The NLRB’s position that respondents can raise non-speculative issues that cannot be “ameliorated” with “pretrial accommodations or stipulations” is particularly interesting, considering that respondents in NLRB hearings oftentimes litigate in the dark because they are not entitled to any pretrial discovery. See N.L.R.B. v. Robbins Tire & Rubber Co., 437 U.S. 214, 236 (1978). Without the NLRB or the other opposing party (e.g., a union) being required to provide respondent’s counsel any pre-trial discovery or accommodations, the only time respondent’s counsel will be able to question the NLRB’s witnesses and review documentation pertaining to those witnesses—or even know who the NLRB will call as a witness at trial—is at trial. This puts respondent’s counsel in a difficult place to argue what “concrete” concerns a virtual trial will present.

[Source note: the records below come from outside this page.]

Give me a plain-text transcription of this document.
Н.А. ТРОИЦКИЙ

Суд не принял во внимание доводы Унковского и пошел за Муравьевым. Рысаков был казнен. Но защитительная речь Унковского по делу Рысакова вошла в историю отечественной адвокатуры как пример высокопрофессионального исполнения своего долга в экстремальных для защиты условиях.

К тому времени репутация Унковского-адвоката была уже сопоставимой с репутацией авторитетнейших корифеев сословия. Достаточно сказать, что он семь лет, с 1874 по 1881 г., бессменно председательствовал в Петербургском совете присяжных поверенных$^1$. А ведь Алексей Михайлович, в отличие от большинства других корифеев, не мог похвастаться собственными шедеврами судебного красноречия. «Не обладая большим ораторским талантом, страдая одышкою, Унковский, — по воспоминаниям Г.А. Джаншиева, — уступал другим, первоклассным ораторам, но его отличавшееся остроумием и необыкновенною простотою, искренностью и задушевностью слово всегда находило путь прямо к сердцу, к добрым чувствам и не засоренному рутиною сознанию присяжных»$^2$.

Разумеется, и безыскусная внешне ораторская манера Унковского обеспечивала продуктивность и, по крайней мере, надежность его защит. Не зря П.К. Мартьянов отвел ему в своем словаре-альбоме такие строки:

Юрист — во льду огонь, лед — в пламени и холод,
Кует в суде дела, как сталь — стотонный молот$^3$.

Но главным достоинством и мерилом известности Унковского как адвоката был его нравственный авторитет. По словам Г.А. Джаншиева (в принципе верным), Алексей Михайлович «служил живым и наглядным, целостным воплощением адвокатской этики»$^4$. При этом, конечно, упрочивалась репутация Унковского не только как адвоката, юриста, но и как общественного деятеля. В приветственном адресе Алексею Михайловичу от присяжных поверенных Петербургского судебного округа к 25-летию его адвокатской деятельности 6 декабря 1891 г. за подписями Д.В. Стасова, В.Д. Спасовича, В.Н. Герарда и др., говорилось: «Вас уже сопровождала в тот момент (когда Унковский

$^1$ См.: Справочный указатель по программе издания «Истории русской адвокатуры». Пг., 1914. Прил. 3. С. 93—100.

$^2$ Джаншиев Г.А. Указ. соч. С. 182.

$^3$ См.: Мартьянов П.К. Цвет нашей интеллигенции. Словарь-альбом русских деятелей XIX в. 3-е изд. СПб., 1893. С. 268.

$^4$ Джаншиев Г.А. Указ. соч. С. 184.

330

For now, the NLRB’s decision creates a spectrum of potential outcomes. In the worst case scenario, virtual trials will exacerbate the inequities respondents’ counsel have; in the best case scenario, virtual trials will force the litigants to compromise and conduct some sort of pretrial discovery that will facilitate a smoother trial. In the interim, respondent’s counsel must take important care to assess the impacts that a virtual hearing will have on its case and plan accordingly.
 NLRB hearings are its equivalent to state and federal court trials, and in many ways are conducted similarly, except (as explained further below), in regards to pre-trial discovery.